(Montréal) Il n’y a pas que les athlètes canadiens qui doivent relever le défi du report des Jeux olympiques de Tokyo à l’an prochain en raison de la pandémie de coronavirus. Le Comité olympique canadien a également dû se retrousser les manches ces derniers mois pour réorganiser toute la logistique en prévision du grand rendez-vous sportif.

Marc Delbès
La Presse canadienne

L’Olympienne Marie-Andrée Lessard en sait quelque chose. Directrice des Jeux au COC, elle n’a pas chômé depuis que la nouvelle du report est tombée, le 24 mars. Elle avoue qu’il s’agit d’un exercice de planification très complexe pour s’assurer que tout se déroule pour le mieux pour l’équipe canadienne à Tokyo l’été prochain.

Et pas question pour elle de s’attarder sur l’éventualité de l’annulation pure et simple des jeux si la situation sanitaire mondiale ne s’améliore pas ou si un vaccin n’est pas disponible, comme cela a été évoqué cette semaine au Japon.

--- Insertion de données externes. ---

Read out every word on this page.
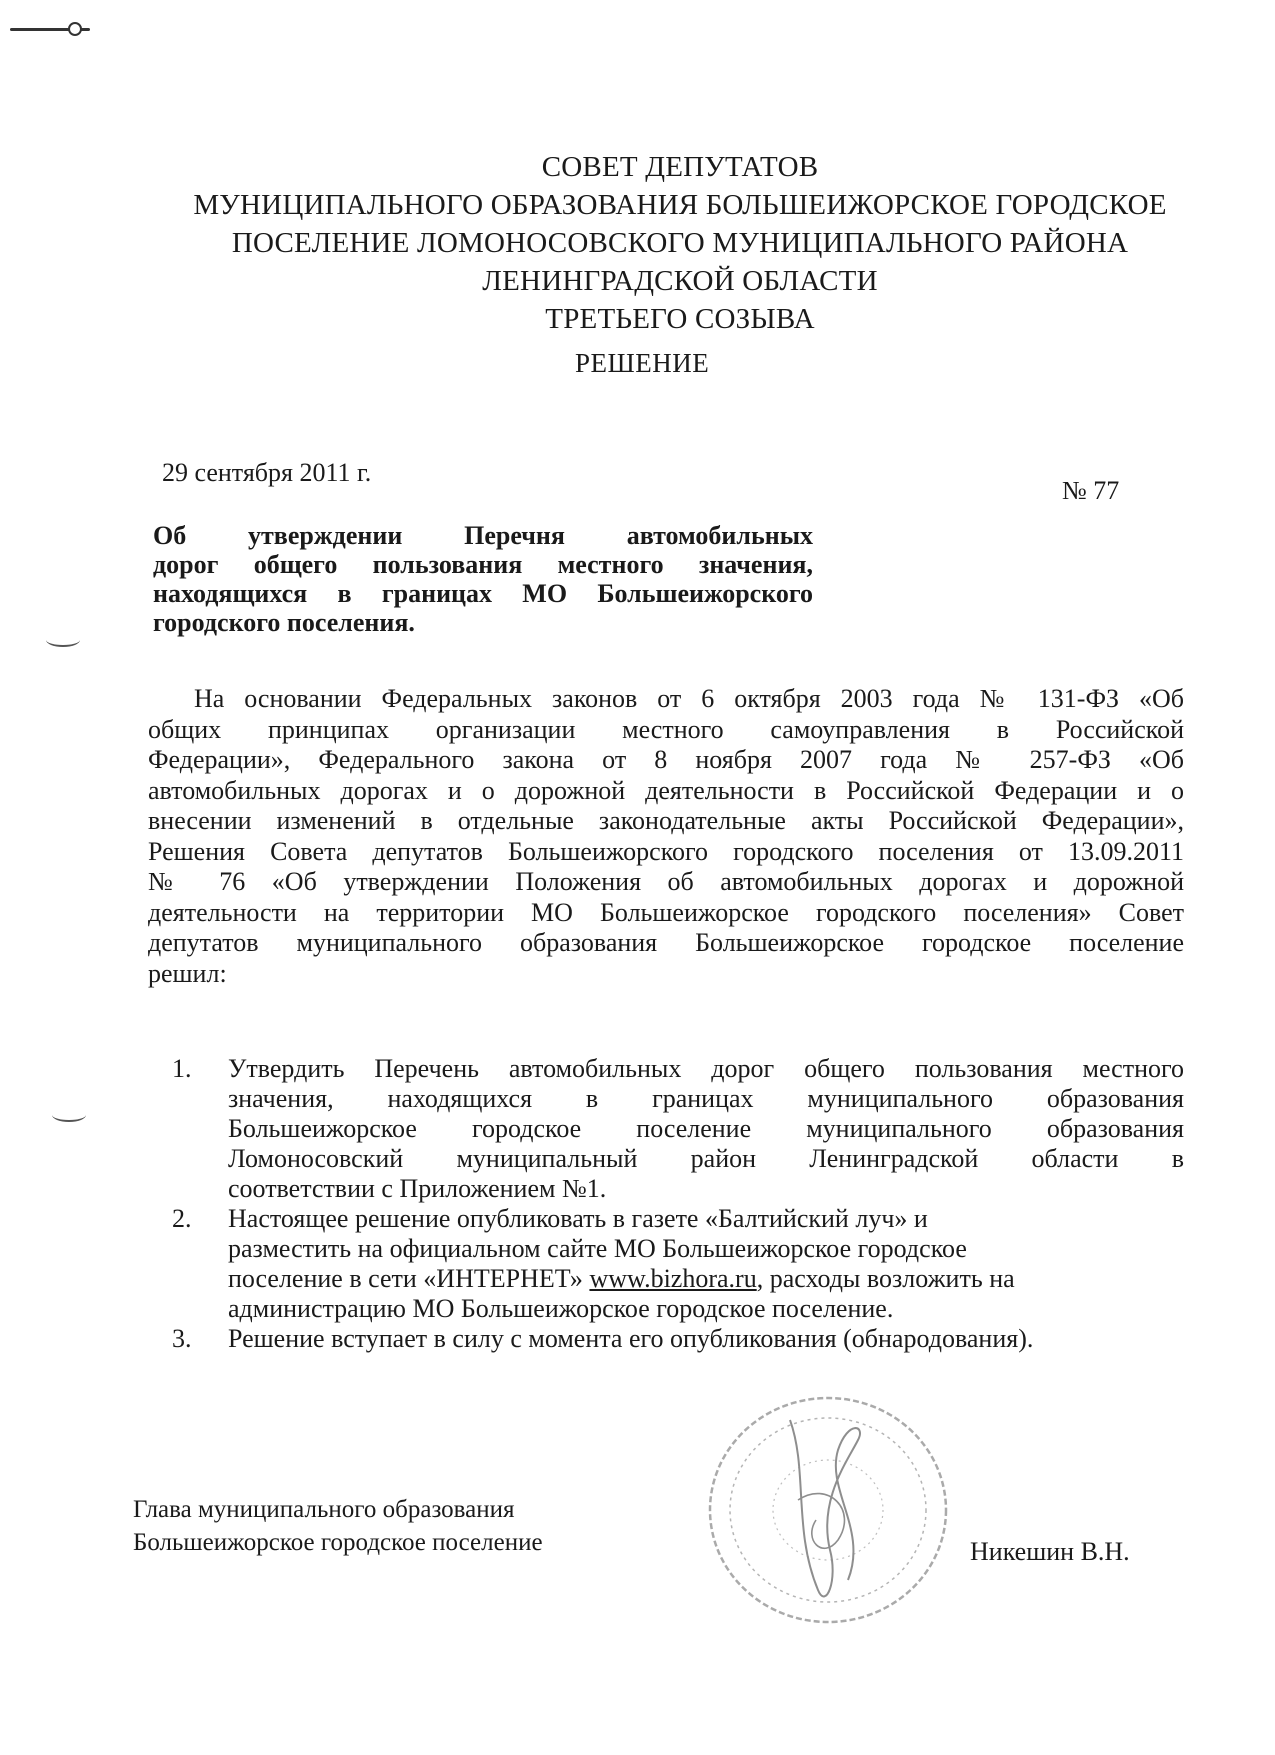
СОВЕТ ДЕПУТАТОВ
МУНИЦИПАЛЬНОГО ОБРАЗОВАНИЯ БОЛЬШЕИЖОРСКОЕ ГОРОДСКОЕ
ПОСЕЛЕНИЕ ЛОМОНОСОВСКОГО МУНИЦИПАЛЬНОГО РАЙОНА
ЛЕНИНГРАДСКОЙ ОБЛАСТИ
ТРЕТЬЕГО СОЗЫВА
РЕШЕНИЕ
29 сентября 2011 г.
№ 77
Об утверждении Перечня автомобильных
дорог общего пользования местного значения,
находящихся в границах МО Большеижорского
городского поселения.
На основании Федеральных законов от 6 октября 2003 года № 131-ФЗ «Об
общих принципах организации местного самоуправления в Российской
Федерации», Федерального закона от 8 ноября 2007 года № 257-ФЗ «Об
автомобильных дорогах и о дорожной деятельности в Российской Федерации и о
внесении изменений в отдельные законодательные акты Российской Федерации»,
Решения Совета депутатов Большеижорского городского поселения от 13.09.2011
№ 76 «Об утверждении Положения об автомобильных дорогах и дорожной
деятельности на территории МО Большеижорское городского поселения» Совет
депутатов муниципального образования Большеижорское городское поселение
решил:
1. Утвердить Перечень автомобильных дорог общего пользования местного
значения, находящихся в границах муниципального образования
Большеижорское городское поселение муниципального образования
Ломоносовский муниципальный район Ленинградской области в
соответствии с Приложением №1.
2. Настоящее решение опубликовать в газете «Балтийский луч» и
разместить на официальном сайте МО Большеижорское городское
поселение в сети «ИНТЕРНЕТ» www.bizhora.ru, расходы возложить на
администрацию МО Большеижорское городское поселение.
3. Решение вступает в силу с момента его опубликования (обнародования).
Глава муниципального образования
Большеижорское городское поселение	Никешин В.Н.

PHOTO D'ARCHIVES DAVE MARTIN, AP

Marie-Andrée Lessard (au centre) retournant un ballon lors d’un match contre le Royaume-Uni lors des JO de Londres, le 29 juillet 2012. Sa coéquipière était Annie Martin.

« L’annulation ne fait pas partie des scénarios sur lesquels nous travaillons au COC », a expliqué celle qui a participé aux Jeux de Londres en 2012 aux épreuves de volleyball de plage en compagnie d’Annie Martin.

Pour l’instant, elle revoit avec un groupe de travail d’une dizaine de personnes les plans logistiques de la délégation canadienne.

« Mon rôle –et celui de mon équipe– est de m’assurer de créer un environnement sécuritaire pour nos athlètes et de prendre toutes les mesures afin de leur permettre de performer à leur mieux, a décrit Lessard.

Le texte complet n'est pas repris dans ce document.